At about 200 metres from its summit, you will find unglamorous rocky ridges and structures that look surprisingly like a sizeable underwater desert. As desertified as it may look, this is where large amounts of lively micronekton — tiny aquatic organisms between 2 and 20 centimetres in size — make their home.
Every morning, these tiny organisms swim downwards and get trapped within the ridges and fossilised reefs of the desert. When scientists pointed their lights onto these fishes, you’d think this was a convention for introverts trying to shy away from conversations into every nook and hole they could find in the rocky aquatic surface.
However, the openness of the area also makes this an open buffet for larger predators. Researchers found schools of tuna, ravenous sharks and other deepwater fish feasting on these enmeshed itty-bitty creatures as well.
Not only does this daily vertical migration of the micronekton and its interaction with their predators makes this area very clustered in life, but the researchers also discovered incredible diversity within it. They found tiger sharks, scalloped hammerhead sharks and even the rare and elusive bramble sharks in the area!

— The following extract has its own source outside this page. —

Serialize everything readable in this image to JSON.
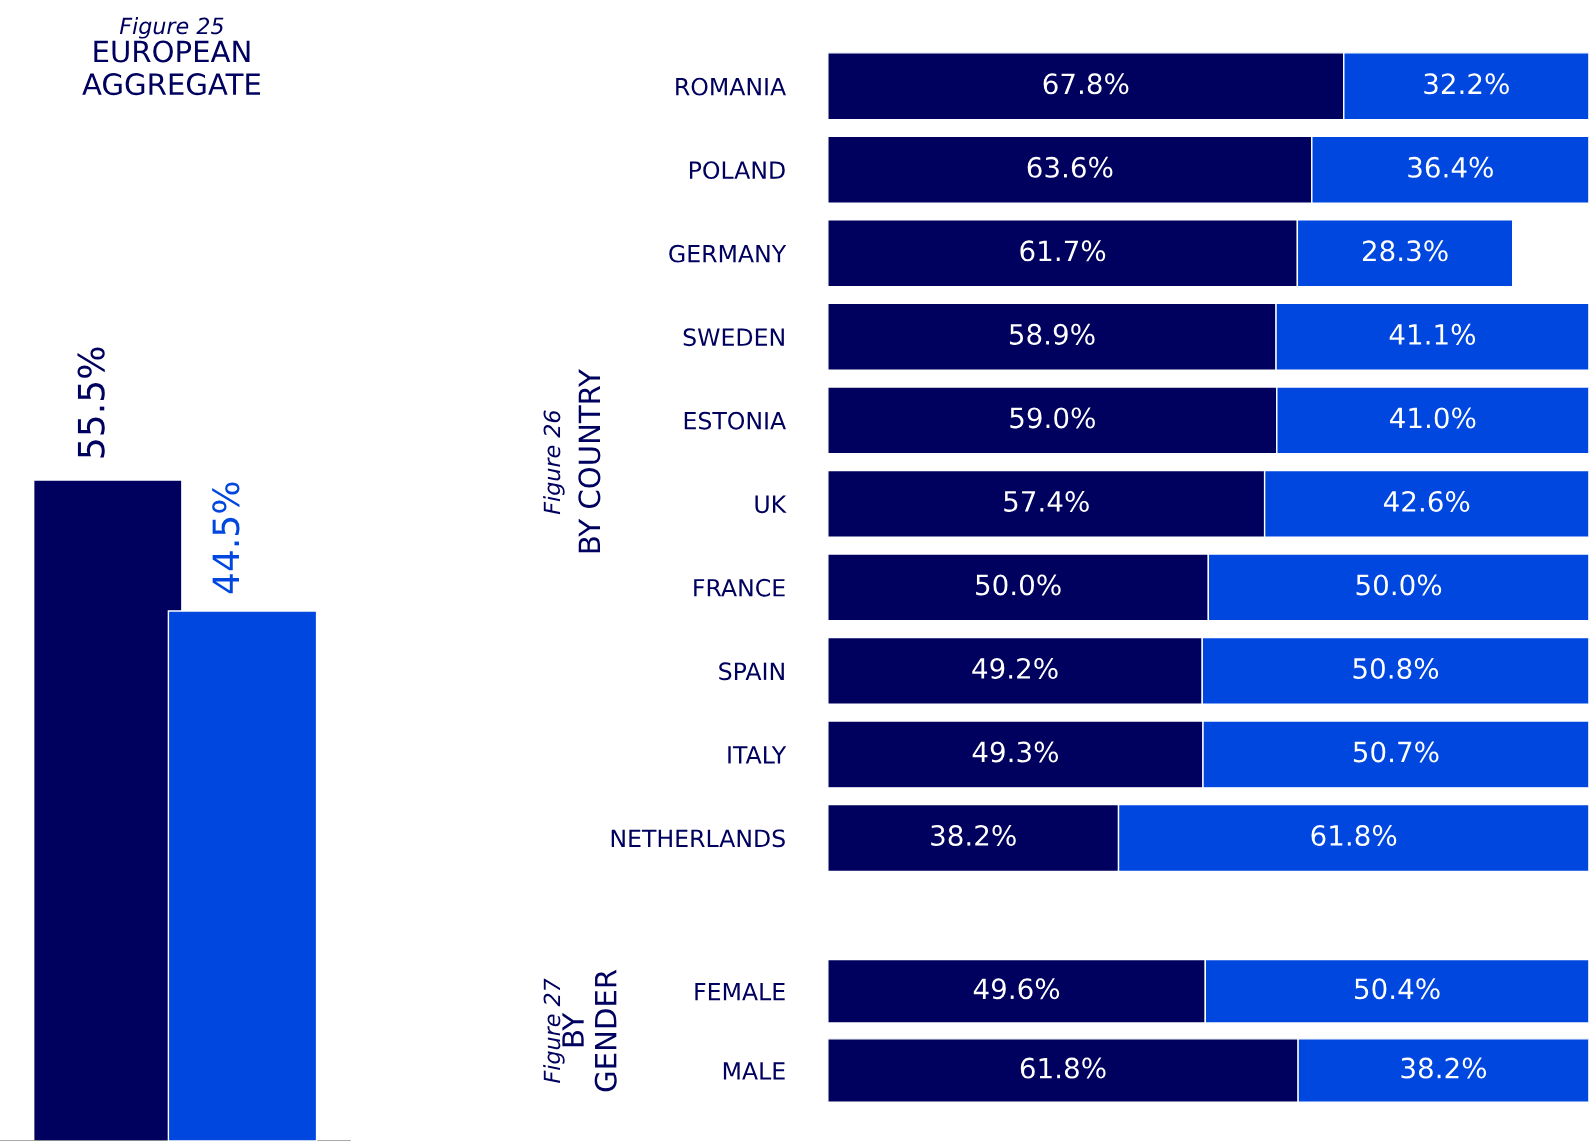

“Why is this occurring? Is this something that’s specific at 500 meters, does this life go even deeper, what is this transition, what is there, and why?” wonders marine scientist Lucy Woodall from the University of Oxford.
This discovery also highlights micronektons themselves, whose study could help us understand underwater food cycles much more closely. Additionally, since many species we depend on for food are dependent on these organisms (such as tuna), this could greatly influence conservation efforts to make fishing much more sustainable.
“This has all the hallmarks of a distinct new ecosystem,” says marine biologist Alex Rogers from the University of Oxford. “The Trapping Zone is creating an oasis of life in the Maldives and it is highly likely to exist in other oceanic islands and also on the slopes of continents.”